The inquiry into the provision of GP and related primary health services to outer metropolitan, rural, and regional Australians found the number of medical students expressing an interest in a career in general practice upon graduation has declined from 17.8 per cent in 2015 to 15.2 per cent in 2019, and this decreased from around 50 per cent over the past 30 years.
The apparent disinterest is not for lack of trying by regional practices.
The district’s General Practices work closely with the MPHN (Murrumbidgee Primary Health Network) and the NSW Rural Doctors Network (a government funded Rural Workforce Agency).
“They offer a range of services that supports efforts to attract, recruit and support health professionals needed in rural and remote communities “Mrs Liebenberg said.
“Offered are orientation programs, professional development, GP locum relief, access to relocation and retention incentives for health professionals, support for overseas trained doctors, workforce planning and advice, and practice management support.
“Many strategies are being implemented, contained in the Stronger Rural Health Strategy, which is seeing an increase in opportunities for medical students to experience general practice in outer-metropolitan, regional, rural and remote settings.”
Deniliquin Health Service and some local general practices have implemented some of these rotational training programs for regional medical students, with the hope of enticing them back permanently.
In her announcement on the Regional Health Division, Minister for Regional Health, Women, and Mental Health Bronnie Taylor acknowledged one of the main strains on the state’s health system was staff recruitment and retention.
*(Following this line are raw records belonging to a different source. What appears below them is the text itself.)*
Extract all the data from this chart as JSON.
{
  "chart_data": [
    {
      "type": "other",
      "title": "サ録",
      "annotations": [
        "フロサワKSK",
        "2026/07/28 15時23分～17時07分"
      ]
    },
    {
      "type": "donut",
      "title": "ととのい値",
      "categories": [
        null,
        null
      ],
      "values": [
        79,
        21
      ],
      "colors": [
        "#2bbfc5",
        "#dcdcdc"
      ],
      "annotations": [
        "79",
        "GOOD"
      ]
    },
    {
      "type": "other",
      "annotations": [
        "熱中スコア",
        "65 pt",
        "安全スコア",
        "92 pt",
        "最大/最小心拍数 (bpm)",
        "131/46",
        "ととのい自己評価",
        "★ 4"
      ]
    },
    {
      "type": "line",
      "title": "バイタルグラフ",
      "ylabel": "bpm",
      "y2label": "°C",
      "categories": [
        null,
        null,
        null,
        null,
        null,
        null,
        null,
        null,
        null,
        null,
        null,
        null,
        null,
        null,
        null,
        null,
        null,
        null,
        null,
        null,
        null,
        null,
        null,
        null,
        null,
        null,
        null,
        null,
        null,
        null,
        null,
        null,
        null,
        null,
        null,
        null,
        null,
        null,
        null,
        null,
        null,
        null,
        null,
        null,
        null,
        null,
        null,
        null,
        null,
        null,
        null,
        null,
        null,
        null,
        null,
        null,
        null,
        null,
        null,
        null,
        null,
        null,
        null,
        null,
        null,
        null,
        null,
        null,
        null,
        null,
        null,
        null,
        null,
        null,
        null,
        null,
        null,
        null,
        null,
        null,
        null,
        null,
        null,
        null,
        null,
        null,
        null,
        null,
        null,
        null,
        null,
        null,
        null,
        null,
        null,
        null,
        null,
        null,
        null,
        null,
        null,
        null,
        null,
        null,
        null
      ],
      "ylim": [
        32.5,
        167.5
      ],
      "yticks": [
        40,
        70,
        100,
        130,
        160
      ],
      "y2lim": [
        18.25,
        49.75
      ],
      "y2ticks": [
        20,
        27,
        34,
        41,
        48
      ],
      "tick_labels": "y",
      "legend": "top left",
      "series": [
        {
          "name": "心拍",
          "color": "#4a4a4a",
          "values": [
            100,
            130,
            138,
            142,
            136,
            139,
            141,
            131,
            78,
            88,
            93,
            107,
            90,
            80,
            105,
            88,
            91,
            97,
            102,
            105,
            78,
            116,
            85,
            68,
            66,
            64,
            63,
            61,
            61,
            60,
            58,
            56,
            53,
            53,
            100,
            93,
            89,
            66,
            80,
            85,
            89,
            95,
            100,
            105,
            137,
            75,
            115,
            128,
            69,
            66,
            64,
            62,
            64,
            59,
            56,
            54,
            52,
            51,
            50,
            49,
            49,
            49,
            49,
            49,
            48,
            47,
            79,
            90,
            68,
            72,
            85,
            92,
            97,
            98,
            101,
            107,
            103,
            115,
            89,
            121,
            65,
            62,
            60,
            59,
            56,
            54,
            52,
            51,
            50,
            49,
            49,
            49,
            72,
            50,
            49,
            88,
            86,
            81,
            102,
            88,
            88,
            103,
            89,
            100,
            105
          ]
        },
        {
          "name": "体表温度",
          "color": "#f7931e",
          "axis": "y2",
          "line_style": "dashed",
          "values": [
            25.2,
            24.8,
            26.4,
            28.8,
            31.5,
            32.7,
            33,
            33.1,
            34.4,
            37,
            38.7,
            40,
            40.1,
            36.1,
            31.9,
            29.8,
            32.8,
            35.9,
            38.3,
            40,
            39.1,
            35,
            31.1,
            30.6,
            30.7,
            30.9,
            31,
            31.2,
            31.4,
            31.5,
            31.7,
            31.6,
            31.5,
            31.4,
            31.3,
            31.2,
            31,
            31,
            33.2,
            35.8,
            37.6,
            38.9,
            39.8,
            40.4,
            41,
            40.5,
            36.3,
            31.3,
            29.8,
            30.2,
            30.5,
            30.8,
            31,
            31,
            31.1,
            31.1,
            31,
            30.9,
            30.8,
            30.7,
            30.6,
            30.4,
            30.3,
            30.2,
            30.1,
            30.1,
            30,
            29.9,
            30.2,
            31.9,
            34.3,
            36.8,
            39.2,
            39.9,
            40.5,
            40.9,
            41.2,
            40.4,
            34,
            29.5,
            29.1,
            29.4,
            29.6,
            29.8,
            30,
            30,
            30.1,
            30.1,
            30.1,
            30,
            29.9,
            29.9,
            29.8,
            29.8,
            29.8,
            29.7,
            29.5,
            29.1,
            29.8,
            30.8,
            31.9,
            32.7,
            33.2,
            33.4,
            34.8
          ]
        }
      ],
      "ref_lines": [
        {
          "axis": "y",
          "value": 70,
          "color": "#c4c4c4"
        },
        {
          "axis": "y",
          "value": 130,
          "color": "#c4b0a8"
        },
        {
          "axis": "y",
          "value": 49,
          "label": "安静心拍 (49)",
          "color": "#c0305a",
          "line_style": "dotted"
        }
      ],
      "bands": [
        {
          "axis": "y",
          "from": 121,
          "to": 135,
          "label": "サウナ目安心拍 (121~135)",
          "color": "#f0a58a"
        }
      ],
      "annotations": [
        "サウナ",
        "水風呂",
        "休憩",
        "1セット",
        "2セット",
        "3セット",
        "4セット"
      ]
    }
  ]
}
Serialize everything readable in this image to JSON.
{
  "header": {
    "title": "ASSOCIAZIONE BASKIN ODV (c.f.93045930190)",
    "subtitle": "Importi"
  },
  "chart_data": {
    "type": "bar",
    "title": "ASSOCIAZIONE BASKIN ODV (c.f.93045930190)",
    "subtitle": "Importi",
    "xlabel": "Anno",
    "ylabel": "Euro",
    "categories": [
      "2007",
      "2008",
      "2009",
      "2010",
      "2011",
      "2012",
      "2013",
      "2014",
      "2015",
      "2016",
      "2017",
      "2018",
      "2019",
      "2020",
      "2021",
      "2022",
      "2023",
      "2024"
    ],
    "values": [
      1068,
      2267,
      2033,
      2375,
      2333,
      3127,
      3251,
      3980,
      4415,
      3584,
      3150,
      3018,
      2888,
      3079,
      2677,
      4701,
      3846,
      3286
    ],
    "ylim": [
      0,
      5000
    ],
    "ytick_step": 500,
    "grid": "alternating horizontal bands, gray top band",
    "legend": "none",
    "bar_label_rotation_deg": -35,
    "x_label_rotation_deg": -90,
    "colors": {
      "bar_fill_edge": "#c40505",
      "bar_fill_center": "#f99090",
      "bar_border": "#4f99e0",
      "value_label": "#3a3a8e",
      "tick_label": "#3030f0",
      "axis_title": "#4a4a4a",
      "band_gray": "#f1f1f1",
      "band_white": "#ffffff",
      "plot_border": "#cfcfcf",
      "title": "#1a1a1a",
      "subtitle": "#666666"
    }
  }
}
Mrs Taylor has said the division will address the “needs and expectations” of regional communities.
“The Regional Health Division will support the New South Wales Government’s commitment to bring a renewed focus on recruitment to key healthcare roles in regional New South Wales and to find innovative ways to support nurses, doctors, allied health practitioners, and the vital support service providers who work in healthcare facilities, to live and work in our regional communities,” she said.
Regional local health districts - in Deniliquin’s case Murrumbidgee Local Health District - will establish defined positions which will be based in regional NSW and will liaise with the division.
While a recent petition to create a separate Department of Rural Health at the state level was shared by the Deniliquin Health Action Group - a separate community-based health body - this division would not separate health and regional health as departments, but rather place the Regional Health Division “at the top level within the Ministry of Health”.
The new division is also expected to help develop and implement a regional health plan, although the department is yet to outline the specific contents of the plan.
NSW Health is seeking interest from regional people on a Regional Health Ministerial Advisory Panel.
Anyone from a regional area with experience in the following is encouraged to apply:
- providing medical and clinical care relevant to regional health services, complex health service delivery;
- community engagement and capacity building;
- digital solutions in rural and regional areas;
- health funding and financing;
- culture and change management;
- regional health workforce strategies.